Der Kolumnist befürchtet, dass falkenhafte Hardliner auf beiden Seiten die Eskalation bewusst vorantreiben, um ihre politischen Ziele durchzusetzen. Für Israel sei es in dieser Situation am besten, sich auf eine begrenzte Geiselbefreiungsaktion zu beschränken und Spezialkräfte gezielt gegen die Hamas-Führung einzusetzen.
Friedmans eindringliche Warnung ist klar: Ohne eine Abkehr von der Siedlungspolitik und ein glaubwürdiges Bekenntnis zu einem palästinensischen Staat wäre eine Invasion nur Wasser auf die Mühlen der Extremisten.
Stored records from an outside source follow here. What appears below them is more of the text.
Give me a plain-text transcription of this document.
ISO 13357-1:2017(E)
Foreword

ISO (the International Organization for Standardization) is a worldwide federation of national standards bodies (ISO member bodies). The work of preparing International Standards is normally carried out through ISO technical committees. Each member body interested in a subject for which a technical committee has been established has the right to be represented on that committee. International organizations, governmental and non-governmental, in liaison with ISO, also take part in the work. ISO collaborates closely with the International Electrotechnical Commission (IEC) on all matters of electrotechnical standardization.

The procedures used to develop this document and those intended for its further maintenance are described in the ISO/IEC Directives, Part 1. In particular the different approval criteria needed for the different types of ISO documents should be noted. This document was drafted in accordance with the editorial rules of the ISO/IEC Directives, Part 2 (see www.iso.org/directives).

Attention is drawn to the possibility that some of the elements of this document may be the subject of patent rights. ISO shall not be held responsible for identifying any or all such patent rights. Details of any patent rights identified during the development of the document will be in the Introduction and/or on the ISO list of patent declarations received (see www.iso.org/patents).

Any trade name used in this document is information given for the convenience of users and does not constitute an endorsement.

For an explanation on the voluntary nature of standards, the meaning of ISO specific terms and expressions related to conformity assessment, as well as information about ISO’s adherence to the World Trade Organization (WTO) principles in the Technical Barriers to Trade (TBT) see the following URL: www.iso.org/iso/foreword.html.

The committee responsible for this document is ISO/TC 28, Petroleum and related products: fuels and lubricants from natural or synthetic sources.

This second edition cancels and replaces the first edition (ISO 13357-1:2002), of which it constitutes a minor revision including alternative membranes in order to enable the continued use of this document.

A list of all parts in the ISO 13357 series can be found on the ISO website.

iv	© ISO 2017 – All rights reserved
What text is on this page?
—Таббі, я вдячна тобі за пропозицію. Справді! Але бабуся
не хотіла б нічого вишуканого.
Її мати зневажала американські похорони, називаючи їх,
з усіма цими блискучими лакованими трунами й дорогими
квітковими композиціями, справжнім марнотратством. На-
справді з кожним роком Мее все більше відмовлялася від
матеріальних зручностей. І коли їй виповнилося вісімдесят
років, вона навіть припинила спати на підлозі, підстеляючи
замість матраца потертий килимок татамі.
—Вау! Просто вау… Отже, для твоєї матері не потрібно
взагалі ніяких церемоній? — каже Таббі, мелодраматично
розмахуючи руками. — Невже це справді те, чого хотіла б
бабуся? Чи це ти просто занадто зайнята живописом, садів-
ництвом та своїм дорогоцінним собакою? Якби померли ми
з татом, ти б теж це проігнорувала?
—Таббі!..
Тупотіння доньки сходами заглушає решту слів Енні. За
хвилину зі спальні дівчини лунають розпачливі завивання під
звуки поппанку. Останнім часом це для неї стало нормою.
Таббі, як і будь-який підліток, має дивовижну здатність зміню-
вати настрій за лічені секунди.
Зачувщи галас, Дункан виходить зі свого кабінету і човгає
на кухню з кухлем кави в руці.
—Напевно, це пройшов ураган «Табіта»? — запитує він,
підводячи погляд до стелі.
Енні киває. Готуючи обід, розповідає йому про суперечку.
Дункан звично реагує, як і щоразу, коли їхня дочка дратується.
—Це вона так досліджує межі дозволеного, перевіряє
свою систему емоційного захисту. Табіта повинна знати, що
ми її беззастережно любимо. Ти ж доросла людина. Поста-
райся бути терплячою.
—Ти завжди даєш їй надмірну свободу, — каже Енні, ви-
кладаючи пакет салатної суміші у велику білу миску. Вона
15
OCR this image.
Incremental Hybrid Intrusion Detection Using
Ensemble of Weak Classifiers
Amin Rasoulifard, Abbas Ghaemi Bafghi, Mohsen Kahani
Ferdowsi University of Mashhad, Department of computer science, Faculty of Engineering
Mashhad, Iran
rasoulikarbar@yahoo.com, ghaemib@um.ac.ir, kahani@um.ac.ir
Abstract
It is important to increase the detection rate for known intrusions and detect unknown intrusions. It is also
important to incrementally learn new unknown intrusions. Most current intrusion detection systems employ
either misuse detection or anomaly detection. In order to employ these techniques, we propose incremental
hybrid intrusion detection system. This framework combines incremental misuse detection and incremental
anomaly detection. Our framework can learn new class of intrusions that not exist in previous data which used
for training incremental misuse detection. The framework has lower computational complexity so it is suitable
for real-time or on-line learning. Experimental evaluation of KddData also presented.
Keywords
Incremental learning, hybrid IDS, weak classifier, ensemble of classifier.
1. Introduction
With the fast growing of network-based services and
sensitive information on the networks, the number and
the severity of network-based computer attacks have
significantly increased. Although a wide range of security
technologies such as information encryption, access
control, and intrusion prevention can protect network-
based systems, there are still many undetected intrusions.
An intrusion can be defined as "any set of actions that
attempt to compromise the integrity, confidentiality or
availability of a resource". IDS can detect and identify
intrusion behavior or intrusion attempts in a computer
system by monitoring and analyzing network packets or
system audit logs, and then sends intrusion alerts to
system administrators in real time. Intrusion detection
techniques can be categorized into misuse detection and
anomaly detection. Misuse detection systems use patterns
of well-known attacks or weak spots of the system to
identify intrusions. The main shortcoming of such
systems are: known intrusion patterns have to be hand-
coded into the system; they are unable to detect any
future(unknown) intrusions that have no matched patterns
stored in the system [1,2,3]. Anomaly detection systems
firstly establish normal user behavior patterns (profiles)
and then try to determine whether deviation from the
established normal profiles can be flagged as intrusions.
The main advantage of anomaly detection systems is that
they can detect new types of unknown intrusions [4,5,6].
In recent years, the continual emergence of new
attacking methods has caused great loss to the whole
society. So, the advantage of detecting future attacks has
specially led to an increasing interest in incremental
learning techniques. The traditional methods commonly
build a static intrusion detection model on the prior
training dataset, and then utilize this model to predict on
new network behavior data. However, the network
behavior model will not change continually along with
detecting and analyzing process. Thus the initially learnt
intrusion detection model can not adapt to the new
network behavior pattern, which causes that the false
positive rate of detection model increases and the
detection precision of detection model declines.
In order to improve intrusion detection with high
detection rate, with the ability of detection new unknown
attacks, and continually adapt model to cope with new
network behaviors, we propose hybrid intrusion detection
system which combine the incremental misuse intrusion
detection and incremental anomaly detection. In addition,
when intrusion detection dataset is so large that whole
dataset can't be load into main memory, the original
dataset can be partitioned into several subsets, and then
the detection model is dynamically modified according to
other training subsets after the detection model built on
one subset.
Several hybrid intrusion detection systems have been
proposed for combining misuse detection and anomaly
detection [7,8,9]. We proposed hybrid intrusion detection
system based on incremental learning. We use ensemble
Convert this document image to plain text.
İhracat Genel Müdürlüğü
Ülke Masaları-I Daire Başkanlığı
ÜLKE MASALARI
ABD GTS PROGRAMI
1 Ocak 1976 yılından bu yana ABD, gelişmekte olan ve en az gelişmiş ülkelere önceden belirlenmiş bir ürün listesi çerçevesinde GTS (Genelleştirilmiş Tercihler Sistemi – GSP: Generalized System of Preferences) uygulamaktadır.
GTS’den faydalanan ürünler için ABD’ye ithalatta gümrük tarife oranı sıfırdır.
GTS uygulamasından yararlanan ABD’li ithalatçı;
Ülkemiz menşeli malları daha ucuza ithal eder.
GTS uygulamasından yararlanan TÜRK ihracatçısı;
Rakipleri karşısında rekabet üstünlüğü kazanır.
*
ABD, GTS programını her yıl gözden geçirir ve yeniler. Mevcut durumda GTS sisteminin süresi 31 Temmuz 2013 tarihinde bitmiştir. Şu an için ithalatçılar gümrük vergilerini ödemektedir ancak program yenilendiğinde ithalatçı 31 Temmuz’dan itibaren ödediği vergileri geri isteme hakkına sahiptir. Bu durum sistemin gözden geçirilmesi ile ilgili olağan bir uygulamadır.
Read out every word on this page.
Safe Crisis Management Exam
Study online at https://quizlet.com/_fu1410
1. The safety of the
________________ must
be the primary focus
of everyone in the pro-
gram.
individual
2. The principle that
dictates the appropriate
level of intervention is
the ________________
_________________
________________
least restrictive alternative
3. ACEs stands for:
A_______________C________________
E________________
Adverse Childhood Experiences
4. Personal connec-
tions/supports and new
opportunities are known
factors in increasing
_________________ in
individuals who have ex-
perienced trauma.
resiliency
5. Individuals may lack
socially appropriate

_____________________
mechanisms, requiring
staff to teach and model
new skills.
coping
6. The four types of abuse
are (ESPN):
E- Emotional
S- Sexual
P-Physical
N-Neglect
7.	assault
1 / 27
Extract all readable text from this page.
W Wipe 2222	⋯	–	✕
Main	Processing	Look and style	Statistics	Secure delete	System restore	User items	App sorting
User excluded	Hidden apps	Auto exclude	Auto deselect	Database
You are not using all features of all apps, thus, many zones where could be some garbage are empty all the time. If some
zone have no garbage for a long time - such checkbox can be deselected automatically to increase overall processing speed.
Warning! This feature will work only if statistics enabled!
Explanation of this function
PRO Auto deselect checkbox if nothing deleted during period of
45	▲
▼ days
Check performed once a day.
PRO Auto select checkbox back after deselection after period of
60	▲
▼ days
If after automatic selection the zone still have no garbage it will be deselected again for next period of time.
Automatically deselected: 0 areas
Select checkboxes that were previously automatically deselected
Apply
Sie könnte die Region in einen Flächenbrand stürzen, mit verheerenden Folgen für Israel, die arabische Welt und den Weltfrieden. Er appelliert an die USA, diesen Standpunkt gegenüber Israel mit Nachdruck zu vertreten.
Thomas Loren Friedman ist ein US-amerikanischer Journalist. Er ist Korrespondent und Kommentator der New York Times mit dem Schwerpunkt Aussenpolitik. Neben der Globalisierung hat sich Friedman vor allem mit der politischen Lage im Nahen Osten auseinandergesetzt. Als Nahost-Korrespondent der Presseagentur United Press International und der New York Times verbrachte Friedman die 80er Jahre im Libanon und in Israel. In seinem Buch «From Beirut to Jerusalem» beschreibt er seine Erfahrungen; seine Reportagen über die Massaker von Sabra und Schatila wurden mit dem Pulitzer-Preis ausgezeichnet. Friedman tritt in seinen Publikationen immer wieder für eine Verhandlungslösung im palästinensisch-israelischen Konflikt ein und äußerte mehrfach harte Kritik an der israelischen Siedlungs- und Wasserpolitik.